Single by Bee Gees

from the album Children of the World
- B-side: "You Stepped Into My Life"
- Released: September 1976
- Recorded: 18 January, 8 February 1976; 8 May 1976;
- Studio: Criteria (Miami); Le Studio (Quebec);
- Genre: R&B; soul; soft rock;
- Length: 3:34 (album); 3:19 (single)
- Label: RSO
- Songwriter: Barry, Robin & Maurice Gibb
- Producers: Bee Gees, Albhy Galuten, Karl Richardson

Bee Gees singles chronology
| "You Should Be Dancing" (1976) | "Love So Right" (1976) | "Boogie Child" (1977) |

= Love So Right =

1976 single by the Bee Gees

"Love So Right" is an R&B ballad recorded by the Bee Gees.
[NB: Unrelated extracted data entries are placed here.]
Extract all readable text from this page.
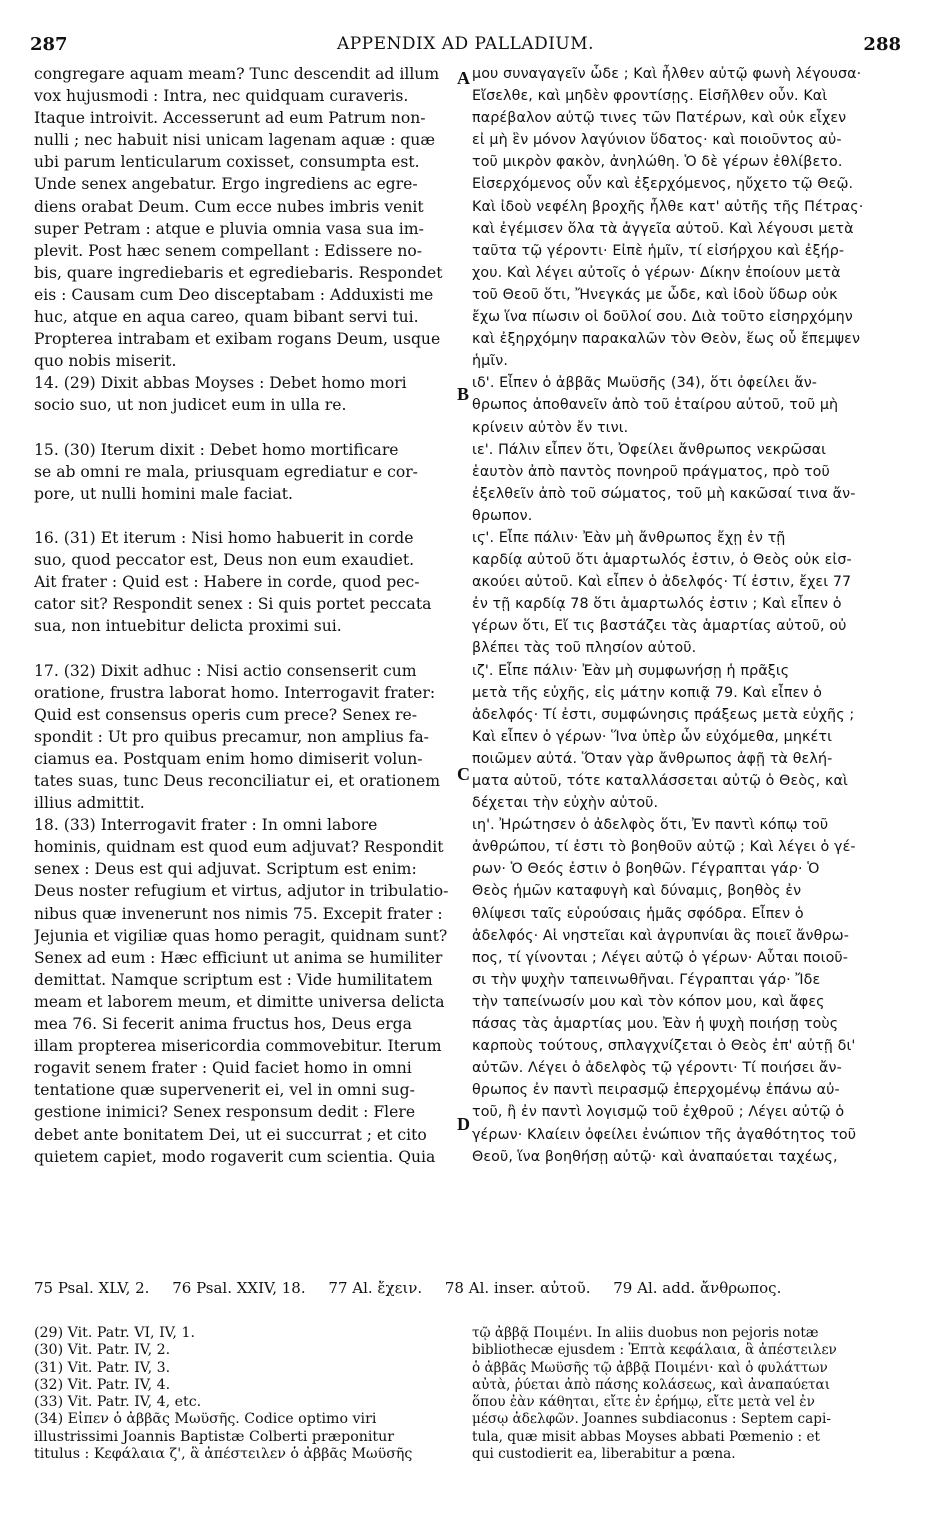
287	APPENDIX AD PALLADIUM.	288
congregare aquam meam? Tunc descendit ad illum
vox hujusmodi : Intra, nec quidquam curaveris.
Itaque introivit. Accesserunt ad eum Patrum non-
nulli ; nec habuit nisi unicam lagenam aquæ : quæ
ubi parum lenticularum coxisset, consumpta est.
Unde senex angebatur. Ergo ingrediens ac egre-
diens orabat Deum. Cum ecce nubes imbris venit
super Petram : atque e pluvia omnia vasa sua im-
plevit. Post hæc senem compellant : Edissere no-
bis, quare ingrediebaris et egrediebaris. Respondet
eis : Causam cum Deo disceptabam : Adduxisti me
huc, atque en aqua careo, quam bibant servi tui.
Propterea intrabam et exibam rogans Deum, usque
quo nobis miserit.
14. (29) Dixit abbas Moyses : Debet homo mori
socio suo, ut non judicet eum in ulla re.
15. (30) Iterum dixit : Debet homo mortificare
se ab omni re mala, priusquam egrediatur e cor-
pore, ut nulli homini male faciat.
16. (31) Et iterum : Nisi homo habuerit in corde
suo, quod peccator est, Deus non eum exaudiet.
Ait frater : Quid est : Habere in corde, quod pec-
cator sit? Respondit senex : Si quis portet peccata
sua, non intuebitur delicta proximi sui.
17. (32) Dixit adhuc : Nisi actio consenserit cum
oratione, frustra laborat homo. Interrogavit frater:
Quid est consensus operis cum prece? Senex re-
spondit : Ut pro quibus precamur, non amplius fa-
ciamus ea. Postquam enim homo dimiserit volun-
tates suas, tunc Deus reconciliatur ei, et orationem
illius admittit.
18. (33) Interrogavit frater : In omni labore
hominis, quidnam est quod eum adjuvat? Respondit
senex : Deus est qui adjuvat. Scriptum est enim:
Deus noster refugium et virtus, adjutor in tribulatio-
nibus quæ invenerunt nos nimis 75. Excepit frater :
Jejunia et vigiliæ quas homo peragit, quidnam sunt?
Senex ad eum : Hæc efficiunt ut anima se humiliter
demittat. Namque scriptum est : Vide humilitatem
meam et laborem meum, et dimitte universa delicta
mea 76. Si fecerit anima fructus hos, Deus erga
illam propterea misericordia commovebitur. Iterum
rogavit senem frater : Quid faciet homo in omni
tentatione quæ supervenerit ei, vel in omni sug-
gestione inimici? Senex responsum dedit : Flere
debet ante bonitatem Dei, ut ei succurrat ; et cito
quietem capiet, modo rogaverit cum scientia. Quia
μου συναγαγεῖν ὧδε ; Καὶ ἦλθεν αὐτῷ φωνὴ λέγουσα·
Εἴσελθε, καὶ μηδὲν φροντίσῃς. Εἰσῆλθεν οὖν. Καὶ
παρέβαλον αὐτῷ τινες τῶν Πατέρων, καὶ οὐκ εἶχεν
εἰ μὴ ἓν μόνον λαγύνιον ὕδατος· καὶ ποιοῦντος αὐ-
τοῦ μικρὸν φακὸν, ἀνηλώθη. Ὁ δὲ γέρων ἐθλίβετο.
Εἰσερχόμενος οὖν καὶ ἐξερχόμενος, ηὔχετο τῷ Θεῷ.
Καὶ ἰδοὺ νεφέλη βροχῆς ἦλθε κατ' αὐτῆς τῆς Πέτρας·
καὶ ἐγέμισεν ὅλα τὰ ἀγγεῖα αὐτοῦ. Καὶ λέγουσι μετὰ
ταῦτα τῷ γέροντι· Εἰπὲ ἡμῖν, τί εἰσήρχου καὶ ἐξήρ-
χου. Καὶ λέγει αὐτοῖς ὁ γέρων· Δίκην ἐποίουν μετὰ
τοῦ Θεοῦ ὅτι, Ἤνεγκάς με ὧδε, καὶ ἰδοὺ ὕδωρ οὐκ
ἔχω ἵνα πίωσιν οἱ δοῦλοί σου. Διὰ τοῦτο εἰσηρχόμην
καὶ ἐξηρχόμην παρακαλῶν τὸν Θεὸν, ἕως οὗ ἔπεμψεν
ἡμῖν.
ιδ'. Εἶπεν ὁ ἀββᾶς Μωϋσῆς (34), ὅτι ὀφείλει ἄν-
θρωπος ἀποθανεῖν ἀπὸ τοῦ ἑταίρου αὐτοῦ, τοῦ μὴ
κρίνειν αὐτὸν ἔν τινι.
ιε'. Πάλιν εἶπεν ὅτι, Ὀφείλει ἄνθρωπος νεκρῶσαι
ἑαυτὸν ἀπὸ παντὸς πονηροῦ πράγματος, πρὸ τοῦ
ἐξελθεῖν ἀπὸ τοῦ σώματος, τοῦ μὴ κακῶσαί τινα ἄν-
θρωπον.
ιϛ'. Εἶπε πάλιν· Ἐὰν μὴ ἄνθρωπος ἔχῃ ἐν τῇ
καρδίᾳ αὐτοῦ ὅτι ἁμαρτωλός ἐστιν, ὁ Θεὸς οὐκ εἰσ-
ακούει αὐτοῦ. Καὶ εἶπεν ὁ ἀδελφός· Τί ἐστιν, ἔχει 77
ἐν τῇ καρδίᾳ 78 ὅτι ἁμαρτωλός ἐστιν ; Καὶ εἶπεν ὁ
γέρων ὅτι, Εἴ τις βαστάζει τὰς ἁμαρτίας αὐτοῦ, οὐ
βλέπει τὰς τοῦ πλησίον αὐτοῦ.
ιζ'. Εἶπε πάλιν· Ἐὰν μὴ συμφωνήσῃ ἡ πρᾶξις
μετὰ τῆς εὐχῆς, εἰς μάτην κοπιᾷ 79. Καὶ εἶπεν ὁ
ἀδελφός· Τί ἐστι, συμφώνησις πράξεως μετὰ εὐχῆς ;
Καὶ εἶπεν ὁ γέρων· Ἵνα ὑπὲρ ὧν εὐχόμεθα, μηκέτι
ποιῶμεν αὐτά. Ὅταν γὰρ ἄνθρωπος ἀφῇ τὰ θελή-
ματα αὐτοῦ, τότε καταλλάσσεται αὐτῷ ὁ Θεὸς, καὶ
δέχεται τὴν εὐχὴν αὐτοῦ.
ιη'. Ἠρώτησεν ὁ ἀδελφὸς ὅτι, Ἐν παντὶ κόπῳ τοῦ
ἀνθρώπου, τί ἐστι τὸ βοηθοῦν αὐτῷ ; Καὶ λέγει ὁ γέ-
ρων· Ὁ Θεός ἐστιν ὁ βοηθῶν. Γέγραπται γάρ· Ὁ
Θεὸς ἡμῶν καταφυγὴ καὶ δύναμις, βοηθὸς ἐν
θλίψεσι ταῖς εὑρούσαις ἡμᾶς σφόδρα. Εἶπεν ὁ
ἀδελφός· Αἱ νηστεῖαι καὶ ἀγρυπνίαι ἃς ποιεῖ ἄνθρω-
πος, τί γίνονται ; Λέγει αὐτῷ ὁ γέρων· Αὗται ποιοῦ-
σι τὴν ψυχὴν ταπεινωθῆναι. Γέγραπται γάρ· Ἴδε
τὴν ταπείνωσίν μου καὶ τὸν κόπον μου, καὶ ἄφες
πάσας τὰς ἁμαρτίας μου. Ἐὰν ἡ ψυχὴ ποιήσῃ τοὺς
καρποὺς τούτους, σπλαγχνίζεται ὁ Θεὸς ἐπ' αὐτῇ δι'
αὐτῶν. Λέγει ὁ ἀδελφὸς τῷ γέροντι· Τί ποιήσει ἄν-
θρωπος ἐν παντὶ πειρασμῷ ἐπερχομένῳ ἐπάνω αὐ-
τοῦ, ἢ ἐν παντὶ λογισμῷ τοῦ ἐχθροῦ ; Λέγει αὐτῷ ὁ
γέρων· Κλαίειν ὀφείλει ἐνώπιον τῆς ἀγαθότητος τοῦ
Θεοῦ, ἵνα βοηθήσῃ αὐτῷ· καὶ ἀναπαύεται ταχέως,
A
B
C
D
75 Psal. XLV, 2. 76 Psal. XXIV, 18. 77 Al. ἔχειν. 78 Al. inser. αὐτοῦ. 79 Al. add. ἄνθρωπος.
(29) Vit. Patr. VI, IV, 1.
(30) Vit. Patr. IV, 2.
(31) Vit. Patr. IV, 3.
(32) Vit. Patr. IV, 4.
(33) Vit. Patr. IV, 4, etc.
(34) Εἶπεν ὁ ἀββᾶς Μωϋσῆς. Codice optimo viri
illustrissimi Joannis Baptistæ Colberti præponitur
titulus : Κεφάλαια ζ', ἃ ἀπέστειλεν ὁ ἀββᾶς Μωϋσῆς
τῷ ἀββᾷ Ποιμένι. In aliis duobus non pejoris notæ
bibliothecæ ejusdem : Ἑπτὰ κεφάλαια, ἃ ἀπέστειλεν
ὁ ἀββᾶς Μωϋσῆς τῷ ἀββᾷ Ποιμένι· καὶ ὁ φυλάττων
αὐτὰ, ῥύεται ἀπὸ πάσης κολάσεως, καὶ ἀναπαύεται
ὅπου ἐὰν κάθηται, εἴτε ἐν ἐρήμῳ, εἴτε μετὰ vel ἐν
μέσῳ ἀδελφῶν. Joannes subdiaconus : Septem capi-
tula, quæ misit abbas Moyses abbati Pœmenio : et
qui custodierit ea, liberabitur a pœna.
It was the second single released on the album Children of the World.

==Background==
It was written by Barry, Robin and Maurice Gibb early in 1976. Recording started on 18 January, then 8 February and finished on 8 May in Quebec, Canada with the other songs "Can't Keep a Good Man Down", "Boogie Child", "Subway", "The Way It Was" and "You Should Be Dancing". It was the second consecutive Bee Gees single (following "You Should Be Dancing") to feature Barry Gibb's falsetto exclusively for lead vocals. Barry later stated that the song's R&B influence was inspired by the group "trying to be The Delfonics."

==Release==
"Love So Right" hit number three on the Billboard Hot 100 as well as charting on the Billboard Adult Contemporary chart. In addition, it was a minor hit on the Billboard Black Singles chart, peaking at number 37. Its B-side was "You Stepped into My Life". In Canada, "You Stepped into My Life" was chosen as the A-side and this song was the B-side.

==Reception==
Cash Box said that "the R&B flavor is still there, so the appeal is across the board" and "those famous harmonies are in full force." Record World said that while it is "slower and not as overtly disco" as the Bee Gees' previous single "You Should Be Dancing", "there appears to be no way they could miss with material like this." Rolling Stone critic Joe McEwen called it "a frothy pop ballad modeled closely after [the Bee Gees'] own 'Fanny,' and the current record's only saving grace is a whiny soul falsetto, somewhere between Tony Washington of the Dynamic Superiors and the Stylistics' Russell Tompkins."

==Track listing==

Original release
| No. | Title | Length |
|---|---|---|
| 1. | "Love So Right" | 3:19 |
| 2. | "You Stepped Into My Life" | 3:25 |

US promo single
| No. | Title | Length |
|---|---|---|
| 1. | "Love So Right" (stereo version) | 3:19 |
| 2. | "Love So Right" (mono version) | 3:19 |

==Chart performance==

===Weekly charts===

| Chart (1976–1977) | Peak position |
|---|---|
| Australia Kent Music Report | 28 |
| Brazilian Singles Chart | 1 |
| Canadian RPM Singles Chart | 2 |
| Germany Media Control Charts | 38 |
| Irish Singles Chart | 14 |
| UK The Official Charts Company | 41 |
| US Billboard Hot 100 | 3 |
| US Billboard Easy Listening | 14 |

===Year-end charts===

| Chart (1977) | Rank |
|---|---|
| Canada | 105 |
| US Billboard Hot 100 | 80 |

==Certifications==

| Region | Certification | Certified units/sales |
| Canada (Music Canada) | Gold | 75,000^{^} |
| United States (RIAA) | Gold | 1,000,000^{^} |
^{^} Shipments figures based on certification alone.